Example 5 (preparation of IADMP) p-Nitrobenzoic acid, 1055 g, was esterified as described in Example 3 starting from 636 g technical isoamyl alcohol (single oil a), 525 g of toluene and 28.5 g of p-toluenesulfonic acid monohydrate.

The temperature during the esterification was raised from 86 to 117 ° C. More toluene was added (700 mL) and the mixture is not allowed to cool to 20 ° C. The organic phase was washed with water, sodium hydrogen bicarbonate solution and brine. Toluene and other low-boiling components was removed in vacuo to give a crude mixture of 4-nitrobenzoic acid esters.

This mixture was dissolved in toluene to give an approximately 75% solution. It was reduced and methylated as described above in Example 1. The low boiling components was removed by distillation at 120-150 ° C / 5-30 mmHg. The main fraction was collected at 159-64 ° C / 0.8 mmHg. This material was called IADMP 151 / 27A.

Example 6 (evaluation of ADMP and IADMP as photoinitiators) ADMP and IADMP from Examples 4, 5 and 6 were compared with each other and with EDMP.

The photoinitiators were evaluated in a blue pigmented UV curable ink formulation. 2 grams / mz of each formulation was applied to a Corona-treated white polyethylene m ch. UV- the curing took place with a 120 W / cm Fusion UV lamp at two different speeds (80 and 120) m / min). The cured paints were evaluated for ethanol "rubs", dryness, scratch resistance, tape strength and odor.

The blue pigmented color was formulated as follows: 32% polyester acrylate 30% tetrafunctional acrylate 10% amino-modified polyetheracrylate 0.5% stabilizer 4% UV initiator (Irgacure 184) 1.5% UV initiator (ITX, isopropylthioxanthone) 16% blue pigment 1.5% polyethylene wax 2% filler 2.5% photoinitiator to test (ADMP, IADMP or EDMP).

The results are summarized in Table 2.

Claims (7)

508 191 PATENT CLAIMS Liquid mixtures of benzene derivatives with good odor properties, selected from the group consisting of amyl esters of 4- (dimethylamino) benzoic acid, prepared from technical amyl and isoaniyl alcohols, as photoinitiators in the radiation hardening of substituted oils.
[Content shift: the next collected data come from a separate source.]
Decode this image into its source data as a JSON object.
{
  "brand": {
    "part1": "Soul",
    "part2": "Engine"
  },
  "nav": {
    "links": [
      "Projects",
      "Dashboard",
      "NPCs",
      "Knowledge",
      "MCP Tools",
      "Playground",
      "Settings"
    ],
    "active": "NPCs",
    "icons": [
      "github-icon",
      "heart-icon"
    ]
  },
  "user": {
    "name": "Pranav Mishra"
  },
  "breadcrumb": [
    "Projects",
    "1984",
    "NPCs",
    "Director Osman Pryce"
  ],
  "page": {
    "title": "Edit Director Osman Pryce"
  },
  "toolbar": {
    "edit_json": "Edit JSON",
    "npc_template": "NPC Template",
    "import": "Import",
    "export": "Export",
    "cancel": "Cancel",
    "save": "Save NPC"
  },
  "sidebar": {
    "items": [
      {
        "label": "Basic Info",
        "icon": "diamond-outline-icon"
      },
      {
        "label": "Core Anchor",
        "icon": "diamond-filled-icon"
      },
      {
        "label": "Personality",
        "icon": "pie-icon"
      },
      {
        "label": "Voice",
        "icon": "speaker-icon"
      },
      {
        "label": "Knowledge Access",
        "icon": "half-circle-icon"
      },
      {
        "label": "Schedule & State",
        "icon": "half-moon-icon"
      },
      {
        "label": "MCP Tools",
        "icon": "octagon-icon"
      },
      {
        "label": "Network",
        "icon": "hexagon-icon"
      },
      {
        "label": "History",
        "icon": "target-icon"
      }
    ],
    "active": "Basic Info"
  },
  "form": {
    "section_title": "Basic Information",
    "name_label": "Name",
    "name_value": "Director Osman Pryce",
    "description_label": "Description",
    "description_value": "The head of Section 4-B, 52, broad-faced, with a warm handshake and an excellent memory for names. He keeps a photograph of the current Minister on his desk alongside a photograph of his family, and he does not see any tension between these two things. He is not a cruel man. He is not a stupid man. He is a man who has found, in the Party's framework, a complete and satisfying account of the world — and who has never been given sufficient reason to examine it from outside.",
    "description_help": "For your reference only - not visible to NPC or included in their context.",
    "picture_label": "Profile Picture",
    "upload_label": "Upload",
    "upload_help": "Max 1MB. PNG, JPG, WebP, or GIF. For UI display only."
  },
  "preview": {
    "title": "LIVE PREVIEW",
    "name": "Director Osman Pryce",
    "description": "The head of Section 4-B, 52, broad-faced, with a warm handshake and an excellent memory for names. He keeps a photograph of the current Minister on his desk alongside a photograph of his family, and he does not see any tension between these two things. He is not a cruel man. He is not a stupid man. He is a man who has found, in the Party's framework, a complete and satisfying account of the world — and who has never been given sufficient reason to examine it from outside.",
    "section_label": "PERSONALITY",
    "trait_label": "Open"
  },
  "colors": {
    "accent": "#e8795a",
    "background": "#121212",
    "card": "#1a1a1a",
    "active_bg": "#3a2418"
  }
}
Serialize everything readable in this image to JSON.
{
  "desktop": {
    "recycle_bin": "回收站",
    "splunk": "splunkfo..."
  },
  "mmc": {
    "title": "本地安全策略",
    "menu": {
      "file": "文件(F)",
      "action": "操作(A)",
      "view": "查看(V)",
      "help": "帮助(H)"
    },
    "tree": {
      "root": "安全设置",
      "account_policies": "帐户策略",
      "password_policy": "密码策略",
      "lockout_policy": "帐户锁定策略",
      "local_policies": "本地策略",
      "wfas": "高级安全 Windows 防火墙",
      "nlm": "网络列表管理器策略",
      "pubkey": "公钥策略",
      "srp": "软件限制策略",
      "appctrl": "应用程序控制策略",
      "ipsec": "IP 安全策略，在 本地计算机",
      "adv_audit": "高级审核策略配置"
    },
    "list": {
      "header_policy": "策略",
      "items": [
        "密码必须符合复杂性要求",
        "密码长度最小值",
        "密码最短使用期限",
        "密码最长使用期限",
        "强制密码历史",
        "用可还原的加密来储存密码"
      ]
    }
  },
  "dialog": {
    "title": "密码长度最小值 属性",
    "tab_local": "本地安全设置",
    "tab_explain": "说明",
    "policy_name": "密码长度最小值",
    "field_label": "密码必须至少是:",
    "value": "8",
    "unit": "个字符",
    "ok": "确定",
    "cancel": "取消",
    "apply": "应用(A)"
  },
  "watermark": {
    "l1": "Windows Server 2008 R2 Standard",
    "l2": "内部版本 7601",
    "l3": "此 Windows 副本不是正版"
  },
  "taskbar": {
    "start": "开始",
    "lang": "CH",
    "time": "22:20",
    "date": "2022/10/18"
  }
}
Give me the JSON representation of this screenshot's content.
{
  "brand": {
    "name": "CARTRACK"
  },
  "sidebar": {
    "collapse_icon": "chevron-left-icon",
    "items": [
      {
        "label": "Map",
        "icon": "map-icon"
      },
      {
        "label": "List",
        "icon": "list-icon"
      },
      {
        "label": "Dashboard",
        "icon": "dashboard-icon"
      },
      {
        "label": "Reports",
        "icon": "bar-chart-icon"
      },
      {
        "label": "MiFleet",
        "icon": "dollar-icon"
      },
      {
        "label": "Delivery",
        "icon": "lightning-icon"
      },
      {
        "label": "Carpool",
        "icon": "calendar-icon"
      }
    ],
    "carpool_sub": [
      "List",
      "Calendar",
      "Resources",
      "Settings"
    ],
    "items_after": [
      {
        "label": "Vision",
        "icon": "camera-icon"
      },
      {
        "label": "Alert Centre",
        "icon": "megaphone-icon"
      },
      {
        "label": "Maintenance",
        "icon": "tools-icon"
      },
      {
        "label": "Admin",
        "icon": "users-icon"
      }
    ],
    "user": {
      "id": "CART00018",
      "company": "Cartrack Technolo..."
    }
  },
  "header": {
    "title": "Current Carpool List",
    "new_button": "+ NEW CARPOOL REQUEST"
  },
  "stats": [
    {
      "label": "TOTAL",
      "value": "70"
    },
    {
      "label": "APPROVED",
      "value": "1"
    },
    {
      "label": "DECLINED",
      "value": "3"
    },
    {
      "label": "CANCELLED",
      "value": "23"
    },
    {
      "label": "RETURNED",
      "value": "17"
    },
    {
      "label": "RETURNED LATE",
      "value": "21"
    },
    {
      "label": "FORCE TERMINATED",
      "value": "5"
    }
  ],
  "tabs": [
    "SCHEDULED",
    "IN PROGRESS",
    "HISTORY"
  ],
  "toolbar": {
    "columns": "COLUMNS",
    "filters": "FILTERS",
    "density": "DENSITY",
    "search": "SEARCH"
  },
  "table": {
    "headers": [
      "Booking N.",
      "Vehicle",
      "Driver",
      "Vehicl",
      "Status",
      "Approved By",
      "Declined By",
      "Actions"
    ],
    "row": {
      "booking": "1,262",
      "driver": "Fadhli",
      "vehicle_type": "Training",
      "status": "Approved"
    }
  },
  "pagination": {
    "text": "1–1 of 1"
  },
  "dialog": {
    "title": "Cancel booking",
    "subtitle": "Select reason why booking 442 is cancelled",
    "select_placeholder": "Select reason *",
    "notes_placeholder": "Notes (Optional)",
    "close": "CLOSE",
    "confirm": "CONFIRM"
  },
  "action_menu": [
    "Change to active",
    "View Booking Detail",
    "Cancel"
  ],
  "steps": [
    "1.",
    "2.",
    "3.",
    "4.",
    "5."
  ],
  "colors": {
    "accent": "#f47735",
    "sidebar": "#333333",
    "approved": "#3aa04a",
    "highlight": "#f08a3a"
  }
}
Liquid mixtures according to Claim 1, in which the amyl esters of 4- (dimethylamino) benzoic acid (IADMP) are prepared from technical isoamyl alcohol (essential oil) Liquid mixtures according to claim 1, wherein the amyl esters of 4- (dimethylamino) benzoic acid (ADMP) are prepared from technical amyl alcohol. Liquid mixtures according to claims 1, 2 and 3 wherein the amyl esters of 4- (dimethylamino) benzoic acid (IADMP and ADMP) are used as photoinitiators in radiation curing such as UV curing. Photoinitiators for radiation curing such as UV curing comprising liquid mixtures of benzene derivatives selected from the group consisting of amyl esters of 4- (dimethylamino) benzoic acid prepared from technical amyl and isoamyl alcohols. Photoinitiators according to claim 5 with good odor properties for radiation curing such as UV curing comprising liquid mixtures of amyl esters of 4- (dimethylamino) benzoic acid. Use of technical amyl and isoamyl alcohols for the preparation of liquid amyl esters of 4- (dimethylamino) benzoic acid with good odor characteristics.